In the classes, we did table reads of the sketches people wrote. I found this enjoyable. I was confident providing feedback on other people’s sketches. So I learnt something about myself: I have comedic understanding but my imagination could use a boost. I also learnt that I have the ability to compartmentalize my emotions. I was pretty down throughout my week in Chicago; not because I was having a bad time but because I got hit with one of those curveballs that your personal life throws at you sometimes. That’s one of my favorite things about Improv, comedy and creativity and why it means so much to me. When you go to a class or training session, you get to leave your crap at the door and forget about everything outside that door for the duration of the session. It’s like meditation in a way. Not that I’ve ever meditated before but I imagine that’s what its like.
Each day in class we explored a different type of sketch format.
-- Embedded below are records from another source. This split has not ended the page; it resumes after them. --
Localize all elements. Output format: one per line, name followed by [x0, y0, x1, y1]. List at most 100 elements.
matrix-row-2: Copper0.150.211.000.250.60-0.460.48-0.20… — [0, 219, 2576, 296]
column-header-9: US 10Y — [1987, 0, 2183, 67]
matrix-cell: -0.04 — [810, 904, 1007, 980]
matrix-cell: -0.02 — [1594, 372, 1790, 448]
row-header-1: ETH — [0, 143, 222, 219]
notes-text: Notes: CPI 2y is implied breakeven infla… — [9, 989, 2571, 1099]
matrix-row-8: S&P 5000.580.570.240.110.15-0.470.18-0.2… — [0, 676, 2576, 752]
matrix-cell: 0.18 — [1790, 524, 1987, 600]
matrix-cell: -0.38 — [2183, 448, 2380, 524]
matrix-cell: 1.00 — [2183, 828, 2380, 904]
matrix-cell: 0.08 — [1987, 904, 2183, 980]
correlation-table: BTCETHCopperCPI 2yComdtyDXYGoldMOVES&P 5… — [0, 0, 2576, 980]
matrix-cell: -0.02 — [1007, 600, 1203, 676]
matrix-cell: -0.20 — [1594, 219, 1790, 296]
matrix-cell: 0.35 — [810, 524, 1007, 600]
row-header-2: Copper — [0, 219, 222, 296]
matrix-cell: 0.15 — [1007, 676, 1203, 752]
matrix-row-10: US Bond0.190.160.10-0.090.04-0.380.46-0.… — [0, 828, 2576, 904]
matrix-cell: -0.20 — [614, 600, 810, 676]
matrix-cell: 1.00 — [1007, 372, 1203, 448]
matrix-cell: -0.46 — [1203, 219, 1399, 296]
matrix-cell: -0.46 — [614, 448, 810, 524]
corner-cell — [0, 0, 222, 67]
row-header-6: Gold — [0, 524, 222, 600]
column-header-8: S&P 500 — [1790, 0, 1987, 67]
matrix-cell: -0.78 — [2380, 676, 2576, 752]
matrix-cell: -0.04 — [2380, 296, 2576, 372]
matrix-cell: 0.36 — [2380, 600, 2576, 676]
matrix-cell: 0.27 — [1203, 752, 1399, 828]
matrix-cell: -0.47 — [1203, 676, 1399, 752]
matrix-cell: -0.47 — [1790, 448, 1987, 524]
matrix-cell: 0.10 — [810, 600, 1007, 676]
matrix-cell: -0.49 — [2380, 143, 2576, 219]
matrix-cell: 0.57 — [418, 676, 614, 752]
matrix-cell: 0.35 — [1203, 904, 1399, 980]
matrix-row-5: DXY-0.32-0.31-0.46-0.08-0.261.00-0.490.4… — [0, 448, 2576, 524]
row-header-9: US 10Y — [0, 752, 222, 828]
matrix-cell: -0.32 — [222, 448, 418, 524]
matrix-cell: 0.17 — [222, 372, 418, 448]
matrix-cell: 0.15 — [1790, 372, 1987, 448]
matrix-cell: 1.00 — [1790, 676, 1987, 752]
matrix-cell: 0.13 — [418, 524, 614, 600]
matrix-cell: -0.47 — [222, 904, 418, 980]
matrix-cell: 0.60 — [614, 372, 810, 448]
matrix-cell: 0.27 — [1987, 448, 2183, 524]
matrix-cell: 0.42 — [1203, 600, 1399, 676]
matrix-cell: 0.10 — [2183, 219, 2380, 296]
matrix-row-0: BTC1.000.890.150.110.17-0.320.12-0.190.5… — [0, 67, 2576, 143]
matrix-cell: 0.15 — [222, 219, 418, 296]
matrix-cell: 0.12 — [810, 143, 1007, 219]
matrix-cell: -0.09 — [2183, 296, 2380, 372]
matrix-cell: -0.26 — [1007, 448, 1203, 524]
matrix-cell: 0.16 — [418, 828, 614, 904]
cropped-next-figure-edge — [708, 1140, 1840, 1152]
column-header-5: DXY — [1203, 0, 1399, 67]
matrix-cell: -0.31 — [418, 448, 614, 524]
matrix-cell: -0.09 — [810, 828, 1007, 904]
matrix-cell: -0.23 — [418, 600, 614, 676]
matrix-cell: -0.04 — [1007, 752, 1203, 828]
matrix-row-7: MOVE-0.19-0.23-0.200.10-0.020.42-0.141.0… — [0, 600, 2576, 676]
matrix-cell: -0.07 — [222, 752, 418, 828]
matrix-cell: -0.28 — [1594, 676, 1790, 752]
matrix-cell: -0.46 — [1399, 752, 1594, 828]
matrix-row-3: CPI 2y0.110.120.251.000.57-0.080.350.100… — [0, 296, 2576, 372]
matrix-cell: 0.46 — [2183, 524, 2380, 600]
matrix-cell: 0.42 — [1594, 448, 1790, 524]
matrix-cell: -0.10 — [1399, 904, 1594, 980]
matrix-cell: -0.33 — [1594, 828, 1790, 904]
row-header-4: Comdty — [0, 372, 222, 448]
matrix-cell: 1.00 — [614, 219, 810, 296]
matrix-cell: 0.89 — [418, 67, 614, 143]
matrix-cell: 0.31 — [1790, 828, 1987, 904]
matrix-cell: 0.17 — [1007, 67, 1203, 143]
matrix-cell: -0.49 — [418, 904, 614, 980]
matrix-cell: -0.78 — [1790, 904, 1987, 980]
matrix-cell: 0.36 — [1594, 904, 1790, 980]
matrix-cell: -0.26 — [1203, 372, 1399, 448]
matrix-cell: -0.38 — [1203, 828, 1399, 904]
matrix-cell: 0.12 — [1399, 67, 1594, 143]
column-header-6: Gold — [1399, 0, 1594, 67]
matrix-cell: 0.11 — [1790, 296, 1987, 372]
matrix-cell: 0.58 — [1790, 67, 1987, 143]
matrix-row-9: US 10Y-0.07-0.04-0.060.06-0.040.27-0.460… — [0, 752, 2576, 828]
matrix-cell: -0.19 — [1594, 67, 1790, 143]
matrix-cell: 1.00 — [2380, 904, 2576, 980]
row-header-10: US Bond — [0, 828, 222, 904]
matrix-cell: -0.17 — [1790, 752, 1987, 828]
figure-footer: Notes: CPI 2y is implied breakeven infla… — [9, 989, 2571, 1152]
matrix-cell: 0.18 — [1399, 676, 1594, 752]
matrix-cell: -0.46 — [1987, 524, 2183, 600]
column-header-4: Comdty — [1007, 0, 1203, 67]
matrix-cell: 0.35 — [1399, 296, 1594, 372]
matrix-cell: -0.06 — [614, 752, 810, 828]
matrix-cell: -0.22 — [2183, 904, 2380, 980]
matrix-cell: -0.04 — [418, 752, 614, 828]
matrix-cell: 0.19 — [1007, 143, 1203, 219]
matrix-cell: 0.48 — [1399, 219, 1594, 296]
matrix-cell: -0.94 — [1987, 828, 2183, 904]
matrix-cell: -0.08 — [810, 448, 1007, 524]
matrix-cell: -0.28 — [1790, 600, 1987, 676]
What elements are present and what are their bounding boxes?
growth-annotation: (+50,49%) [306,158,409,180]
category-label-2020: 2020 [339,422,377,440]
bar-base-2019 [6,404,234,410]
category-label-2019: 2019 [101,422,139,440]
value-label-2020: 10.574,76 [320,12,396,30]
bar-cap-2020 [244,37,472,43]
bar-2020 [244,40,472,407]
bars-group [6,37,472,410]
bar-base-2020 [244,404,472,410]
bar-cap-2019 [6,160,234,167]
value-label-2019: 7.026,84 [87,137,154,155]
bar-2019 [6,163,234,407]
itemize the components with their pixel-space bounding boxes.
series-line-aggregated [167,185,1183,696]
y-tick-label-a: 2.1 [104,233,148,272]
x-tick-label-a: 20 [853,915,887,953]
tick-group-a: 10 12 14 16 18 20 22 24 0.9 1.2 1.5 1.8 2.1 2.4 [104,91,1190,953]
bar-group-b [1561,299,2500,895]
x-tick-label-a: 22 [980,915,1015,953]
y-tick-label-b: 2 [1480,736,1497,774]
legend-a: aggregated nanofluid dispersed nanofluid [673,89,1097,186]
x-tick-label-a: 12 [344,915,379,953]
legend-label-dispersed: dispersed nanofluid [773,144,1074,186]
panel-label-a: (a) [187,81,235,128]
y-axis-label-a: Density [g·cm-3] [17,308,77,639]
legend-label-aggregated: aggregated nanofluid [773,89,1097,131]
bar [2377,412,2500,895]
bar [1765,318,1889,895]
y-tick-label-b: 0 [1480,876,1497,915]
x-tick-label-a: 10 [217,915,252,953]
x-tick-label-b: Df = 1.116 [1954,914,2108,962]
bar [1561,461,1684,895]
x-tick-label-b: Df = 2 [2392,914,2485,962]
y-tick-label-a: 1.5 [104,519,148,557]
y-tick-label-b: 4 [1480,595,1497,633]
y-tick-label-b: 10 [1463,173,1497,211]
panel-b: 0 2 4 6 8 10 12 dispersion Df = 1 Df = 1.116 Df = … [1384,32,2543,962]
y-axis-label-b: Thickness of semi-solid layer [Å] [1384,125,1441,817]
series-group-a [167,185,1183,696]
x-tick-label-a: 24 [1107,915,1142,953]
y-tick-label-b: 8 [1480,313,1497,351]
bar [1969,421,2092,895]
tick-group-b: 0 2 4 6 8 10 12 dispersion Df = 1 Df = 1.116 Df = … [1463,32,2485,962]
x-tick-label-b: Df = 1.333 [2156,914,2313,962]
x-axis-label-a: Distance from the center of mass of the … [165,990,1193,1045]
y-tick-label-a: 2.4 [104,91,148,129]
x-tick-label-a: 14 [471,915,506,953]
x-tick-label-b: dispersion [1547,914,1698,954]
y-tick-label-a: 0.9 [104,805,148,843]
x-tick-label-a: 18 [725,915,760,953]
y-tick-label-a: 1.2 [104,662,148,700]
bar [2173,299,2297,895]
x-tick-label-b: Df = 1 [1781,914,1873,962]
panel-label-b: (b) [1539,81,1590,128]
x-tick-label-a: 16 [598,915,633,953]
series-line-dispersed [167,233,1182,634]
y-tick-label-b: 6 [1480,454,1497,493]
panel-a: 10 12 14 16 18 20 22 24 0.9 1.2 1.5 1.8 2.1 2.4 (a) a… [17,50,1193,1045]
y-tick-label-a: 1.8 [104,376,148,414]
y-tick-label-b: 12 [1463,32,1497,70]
I found that a lot of the stuff we learnt wasn’t all that new to me because of my Improv background but applying it to scripted scenes challenged me so the class was certainly worthwhile. I took heaps of notes and I often find myself coming up with sketch ideas in random places at random times so now I write them down in my iPhone notes and if I ever decide to write a sketch show in the future, I will consult my composition book to bring the ideas into fruition.